Очень скоро я доподлинно знал: новой бузы в «Современнике» никто из моих начальников – ни Карелин, ни Свиридов – не хотел. Я очень дорожил их добрым ко мне отношением. Свиридов, кроме того, начинал мне нравиться. Нравился его сильный, глубокий ум, мудрость государственного человека, какая-то врожденная интеллигентность. Он был прост и деликатен,- казалось мне, во всех деталях понимал ситуацию с художниками, знал, как она может ему повредить, но в то же время не позволял себе побуждать меня идти против совести.
– Вы, может быть, не знаете, под кем мы ходим? – спросил меня Чукреев.
– Да, конечно, я в литературных сферах человек новый,- прозрачно намекал я на осведомленность собеседника.- Но я знаю, что единственно правильная политика – принципиальная политика. И не хотел бы для себя душевного дискомфорта; ведь если я вижу преступление и пройду мимо, даже не подав людям сигнала тревоги, я потеряю покой. Меня будут терзать угрызения совести. Вы же знаете классическую мудрость: бойся равнодушных. При их молчаливом согласии тебя и обманут, и предадут, и убьют.
– Да, я эту мудрость знаю, но она не подходит к нашему обществу. Нас уже давно и обманули, и предали. Осталось последнее – лишить жизни. Представляю человека, который в сорок пять лет вздумает пойти против заведенных порядков. Ему укажут на дверь, и тогда с ним случится третье действо: он останется без хлеба.
– Да, Ванцетий Иванович, ваша философия мрачновата. Спасибо за урок. Вразумили. И хорошо, что вы не встретились мне в пору, когда я работал в газете. Проникшись вашей мудростью, спрятал бы перо подальше. А я-то, неразумный, лез в драку, корчевал лиходеев – лишь чудом не свернул себе шею. Ну, ладно, еще раз спасибо за совет.
И когда Чукреев выходил из кабинета и уже взялся за ручку двери, я остановил его:
– К сожалению, не читал ваших книг. Принесли бы что-нибудь.

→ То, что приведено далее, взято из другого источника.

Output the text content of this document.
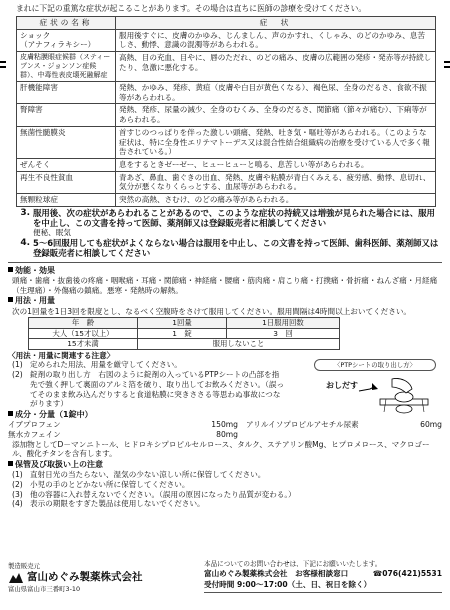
まれに下記の重篤な症状が起こることがあります。その場合は直ちに医師の診療を受けてください。
症状の名称	症　状
ショック
（アナフィラキシー）	服用後すぐに、皮膚のかゆみ、じんましん、声のかすれ、くしゃみ、のどのかゆみ、息苦しさ、動悸、意識の混濁等があらわれる。
皮膚粘膜眼症候群（スティーブンス・ジョンソン症候群）、中毒性表皮壊死融解症	高熱、目の充血、目やに、唇のただれ、のどの痛み、皮膚の広範囲の発疹・発赤等が持続したり、急激に悪化する。
肝機能障害	発熱、かゆみ、発疹、黄疸（皮膚や白目が黄色くなる）、褐色尿、全身のだるさ、食欲不振等があらわれる。
腎障害	発熱、発疹、尿量の減少、全身のむくみ、全身のだるさ、関節痛（節々が痛む）、下痢等があらわれる。
無菌性髄膜炎	首すじのつっぱりを伴った激しい頭痛、発熱、吐き気・嘔吐等があらわれる。（このような症状は、特に全身性エリテマトーデス又は混合性結合組織病の治療を受けている人で多く報告されている。）
ぜんそく	息をするときゼーゼー、ヒューヒューと鳴る、息苦しい等があらわれる。
再生不良性貧血	青あざ、鼻血、歯ぐきの出血、発熱、皮膚や粘膜が青白くみえる、疲労感、動悸、息切れ、気分が悪くなりくらっとする、血尿等があらわれる。
無顆粒球症	突然の高熱、さむけ、のどの痛み等があらわれる。
3. 服用後、次の症状があらわれることがあるので、このような症状の持続又は増強が見られた場合には、服用を中止し、この文書を持って医師、薬剤師又は登録販売者に相談してください
便秘、眠気
4. 5～6回服用しても症状がよくならない場合は服用を中止し、この文書を持って医師、歯科医師、薬剤師又は登録販売者に相談してください
効能・効果
頭痛・歯痛・抜歯後の疼痛・咽喉痛・耳痛・関節痛・神経痛・腰痛・筋肉痛・肩こり痛・打撲痛・骨折痛・ねんざ痛・月経痛（生理痛）・外傷痛の鎮痛。悪寒・発熱時の解熱。
用法・用量
次の1回量を1日3回を限度とし、なるべく空腹時をさけて服用してください。服用間隔は4時間以上おいてください。
年　齢	1回量	1日服用回数
大人（15才以上）	1　錠	3　回
15才未満	服用しないこと	
〈用法・用量に関連する注意〉
(1) 定められた用法、用量を厳守してください。
(2) 錠剤の取り出し方　右図のように錠剤の入っているPTPシートの凸部を指先で強く押して裏面のアルミ箔を破り、取り出してお飲みください。（誤ってそのまま飲み込んだりすると食道粘膜に突きささる等思わぬ事故につながります）
〈PTPシートの取り出し方〉
おしだす
成分・分量（1錠中）
イブプロフェン	150mg アリルイソプロピルアセチル尿素	60mg
無水カフェイン	80mg
添加物としてD－マンニトール、ヒドロキシプロピルセルロース、タルク、ステアリン酸Mg、ヒプロメロース、マクロゴール、酸化チタンを含有します。
保管及び取扱い上の注意
(1) 直射日光の当たらない、湿気の少ない涼しい所に保管してください。
(2) 小児の手のとどかない所に保管してください。
(3) 他の容器に入れ替えないでください。（誤用の原因になったり品質が変わる。）
(4) 表示の期限をすぎた製品は使用しないでください。
製造販売元
富山めぐみ製薬株式会社
富山県富山市三番町3-10
本品についてのお問い合わせは、下記にお願いいたします。
富山めぐみ製薬株式会社　お客様相談窓口	☎076(421)5531
受付時間 9:00～17:00（土、日、祝日を除く）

Мудрый человек с таким многозначительным именем – очевидно, от Сакко и Ванцетти – постоял у двери, потом улыбнулся и вышел.
Книг своих он не принес, а я не удосужился поискать их в библиотеках, но и сейчас меня занимает вопрос: о чем он писал в своих книгах? И вообще: какие мысли и чувства несут людям такие писатели? А ведь их много было в нашей литературе и, конечно же, еще больше развелось теперь, таких мудрых, всезнающих мужичков, которых трудно обмануть, предать и еще труднее оставить без куска хлеба.

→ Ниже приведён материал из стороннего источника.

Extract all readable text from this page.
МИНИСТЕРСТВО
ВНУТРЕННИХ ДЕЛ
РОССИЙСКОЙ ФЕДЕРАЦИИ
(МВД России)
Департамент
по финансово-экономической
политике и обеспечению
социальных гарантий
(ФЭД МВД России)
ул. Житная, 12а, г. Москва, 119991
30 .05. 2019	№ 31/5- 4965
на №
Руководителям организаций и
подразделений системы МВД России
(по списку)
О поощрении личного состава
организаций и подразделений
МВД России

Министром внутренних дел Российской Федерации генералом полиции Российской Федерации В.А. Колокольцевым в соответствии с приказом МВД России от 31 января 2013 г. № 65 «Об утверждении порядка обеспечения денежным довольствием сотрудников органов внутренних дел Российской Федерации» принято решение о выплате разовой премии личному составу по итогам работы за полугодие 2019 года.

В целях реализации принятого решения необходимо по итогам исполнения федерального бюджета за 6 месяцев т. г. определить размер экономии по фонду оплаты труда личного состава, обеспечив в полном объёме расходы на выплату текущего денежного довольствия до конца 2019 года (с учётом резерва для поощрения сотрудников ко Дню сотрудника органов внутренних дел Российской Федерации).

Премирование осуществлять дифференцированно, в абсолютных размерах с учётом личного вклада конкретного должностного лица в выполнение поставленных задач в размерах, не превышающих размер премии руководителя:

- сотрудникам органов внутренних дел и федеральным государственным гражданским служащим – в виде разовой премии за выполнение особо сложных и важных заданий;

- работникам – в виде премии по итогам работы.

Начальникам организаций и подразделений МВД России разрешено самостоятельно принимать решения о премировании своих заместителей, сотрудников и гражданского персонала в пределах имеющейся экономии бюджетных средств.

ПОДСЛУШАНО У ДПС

В тот же день после обеда зашел я в редакцию русской прозы. Спросил Анчишкина – у него тоже имечко: тут тебе сразу и Владимир, и Ленин. Это как у нас в «Известиях» был Мэлор Стуруа, у того в имени еще больше значений: и Маркс, и Энгельс, и Ленин, и Октябрьская революция. Но человек был на редкость пустой и ненадежный.
Владлена Анчишкина в редакции не было.